Estas cifras confirman la tendencia de una pérdida de hielo acelerada durante las últimas dos décadas y media y sitúan la media de pérdida de espesor en 30 glaciares de referencia, en nueve cordilleras del planeta, en cerca de 10 metros desde los años 80.
Estos resultados proceden del Servicio de Monitorización de Glaciares (WGMS, en sus siglas en inglés), con sede en Zurich (Suiza), que en una nota indican que esa pérdida de 66 centímetros en 2005 supone 1,6 veces más que lo medido en la década anterior y 3 veces más que en la de los años ochenta. Los datos de 2006 aún no están disponibles, pero su condición de muy cálido hace pensar que la tendencia continuará.
Pero no sólo los glaciares están perdiendo masa, sino también terreno. Michael Zemp, glaciólogo e investigador asociado del Servicio de Monitorización de Glaciares, explicó que «hoy, la superficie de los glaciares es mucho más reducida que en los ochenta, lo que significa que no hay duda en torno al cambio acelerado de las condiciones climáticas».
Por su parte, el director del Programa de Naciones Unidas para el Medio Ambiente (Pnuma), Achim Steiner, señaló que estos resultados «corroboran el cambio climático debido a la actividad humana», una confirmación que será marcadamente subrayada en el informe de los científicos del Panel Intergubernamental del Cambio Climático, que se presenta el viernes en París.
Aprovechando la celebración de esta reunión, la organización ecologista Greenpeace presentó ayer simultáneamente en Madrid y París el informe «Revolución energética: Perspectiva mundial de la energía renovable», elaborado conjuntamente con el Consejo Europeo de Energía Renovable, en el que proporciona una propuesta práctica para reducir globalmente las emisiones de dióxido de carbono, principal gas de efecto invernadero, casi un 50 por ciento en los próximos 43 años.

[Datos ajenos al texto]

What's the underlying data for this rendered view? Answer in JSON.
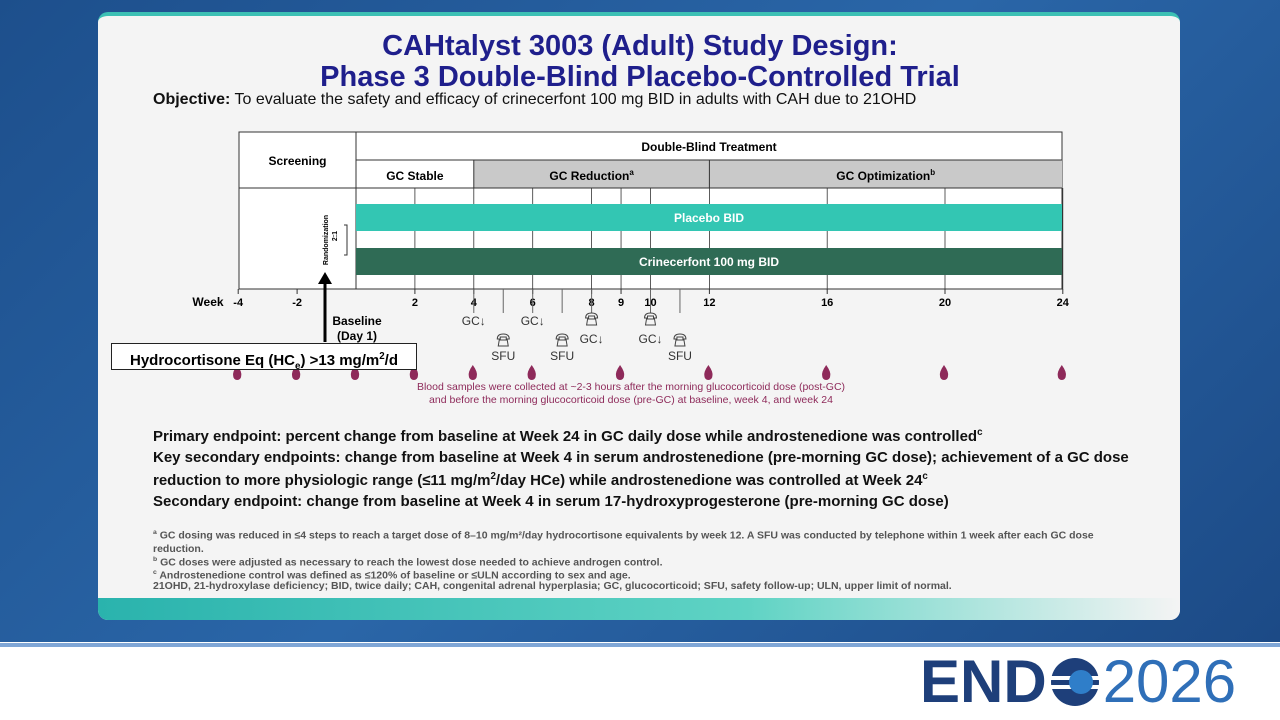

Según la organización, «las energías renovables, junto con la eficiencia procedente del «uso inteligente» de la energía, pueden abastecer la mitad de la demanda energética mundial para el año 2050.
Sin embargo, el informe también destaca el poco tiempo que queda para que los gobiernos, las instituciones de inversión y las compañías eléctricas decidan sobre asuntos claves, como las infraestructuras energéticas. En este sentido, el director de Greenpeace España, Juan José López Uralde, pidió al Gobierno que escuche las advertencias del Panel Intergubernamental del Cambio Climático y tome medidas para proteger el clima, ya que «todavía queda tiempo de evitar las catástrofes de un cambio climático peligroso».
Estas medidas pasan por reducir las emisiones de nuestro país un 35 por ciento en los próximos 5 años. Una cuestión complicada si se tiene en cuenta que España ya supera en un 37% el objetivo que se le fijó en Kioto para 2012, que era de un aumento de un 15% de sus emisiones sobre el nivel 1990.